Siyasi partiler de dahil olmak üzere,
Hangi dernek, hangi sendika, hangi sivil toplum kuruluşu olursa olsun, konumuz, bu yapılanmaların değişimi ve gelişmesi olduğunda, tartışma, döner dolaşır, bireye gelir.
Bu durum çoğu zaman, kabaca “malzeme bu” şeklinde ifade edilir.
*
Bu yapılanmaları oluşturan üyeler, birey olamamış, kendi doğruları ve yanlışları oluşmamışsa, rehberleri eşliğinde hareket eder ve sorun, bireyle sınırlı kalmaz.
Bireydeki zafiyet, onun gittiği her yerdeki insan ilişkilerine yansır ve bu insanların, rehberlerini değiştirmeden, kendilerini, değiştiremezsiniz.

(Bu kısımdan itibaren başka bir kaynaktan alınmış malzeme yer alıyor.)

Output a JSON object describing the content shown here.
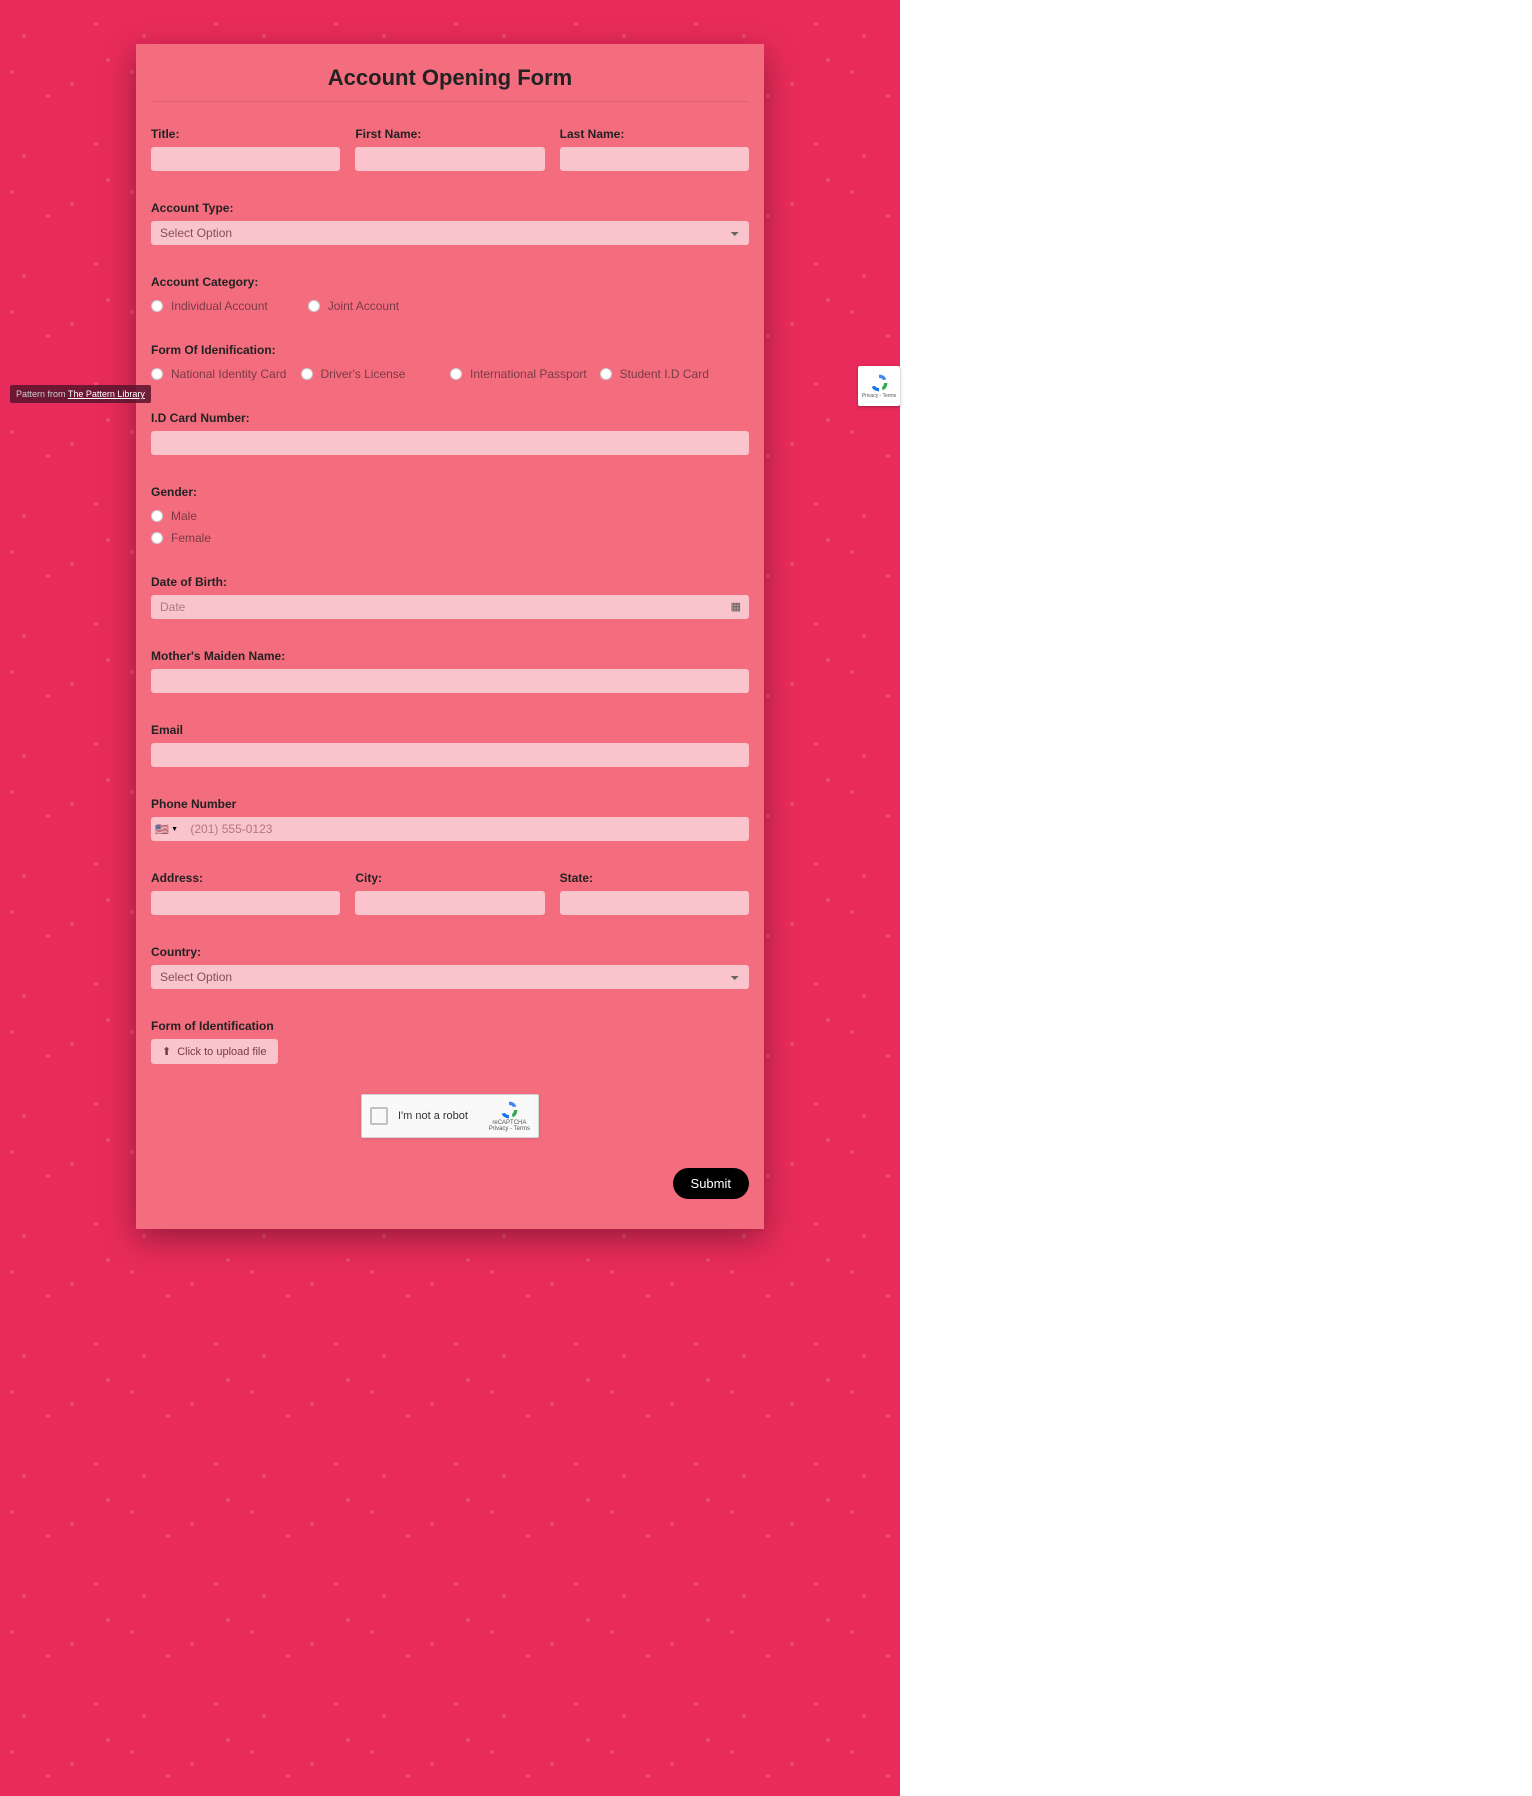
{
  "form": {
    "title": "Account Opening Form",
    "labels": {
      "title": "Title:",
      "first_name": "First Name:",
      "last_name": "Last Name:",
      "account_type": "Account Type:",
      "account_category": "Account Category:",
      "form_of_id": "Form Of Idenification:",
      "id_card_number": "I.D Card Number:",
      "gender": "Gender:",
      "dob": "Date of Birth:",
      "mother_maiden": "Mother's Maiden Name:",
      "email": "Email",
      "phone": "Phone Number",
      "address": "Address:",
      "city": "City:",
      "state": "State:",
      "country": "Country:",
      "form_of_identification": "Form of Identification"
    },
    "placeholders": {
      "select_option": "Select Option",
      "date": "Date",
      "phone": "(201) 555-0123"
    },
    "options": {
      "account_category": [
        "Individual Account",
        "Joint Account"
      ],
      "form_of_id": [
        "National Identity Card",
        "Driver's License",
        "International Passport",
        "Student I.D Card"
      ],
      "gender": [
        "Male",
        "Female"
      ]
    },
    "upload": {
      "label": "Click to upload file"
    },
    "captcha": {
      "text": "I'm not a robot",
      "brand": "reCAPTCHA",
      "sub": "Privacy - Terms"
    },
    "submit": "Submit"
  },
  "badge": {
    "prefix": "Pattern from ",
    "link_text": "The Pattern Library"
  },
  "recaptcha_side": {
    "sub": "Privacy - Terms"
  }
}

Onlar sadece rehberlerinin izin verdiği ölçüde ve onlarla birlikte değişim yaşarlar, bu da yeni rehbere uyum sağlama çabasıyla sınırlıdır.
*
Toplumun vazgeçilmezi durumundaki siyasi partilerden başlayan ve derneklere kadar her örgütlenmenin temelinde birey vardır.
Gönüllü kuruluşların başarıları, bu bireylerin gayretleriyle mümkün olur.
Birey olamamış üyelerden oluşan örgütlenmeler için ise aynı iddiada bulunmak doğru olmaz.
Orada işler, temsilcilik düzeyinde olur ve bu temsilci çoğu zaman başkandan ibarettir.
Bu da bu örgütlenmelerin değişim ve gelişim sürecini olumsuz etkiler.
Özellikle gönüllülük esasına göre kurulmuş örgütlenmelerde, yönetim hatalarına ve bunların sürüp gitmesine neden olur. Günümüz örgütlenmelerinin asıl sorunu budur.
Hangi şartlarda ne yapacaklarına karar verecek yetiye sahip olmadıkları için kendilerine söyleneni yaparlar.
Bir süre sonra da onlar gibi düşünür, onlar gibi konuşurlar.
Söylediklerinin ne olduğuna dair de bir fikirleri olmadığı gibi kendilerine söyleneni, kendilerinin söylediğini zannederler.
Bu da önce temsilci durumundaki yönetimlerin, sonrasında ise kılavuzlarının başını ağrıtır.
Ama asıl zararı örgüt görür.
*
Bu tür örgütlenmelerin kuruluş amaçları ise bu değildir.
Kuruluş amacına uygun çalışmayan bu tür örgütlenmeler önce küçülür sonrasında ise yok olur.
Kolay değildir ama beceriksiz ve kimliksiz rehberlerden bağımsız, bireylerden oluşan bir örgüt yapısı kurmak herkesin özlemi olmalıdır.
Sorunu, “malzeme bu” şeklinde teşhis etmek, devamından yana olmak anlamı taşır.
Teşhis varsa tedavi çabası da olmalıdır.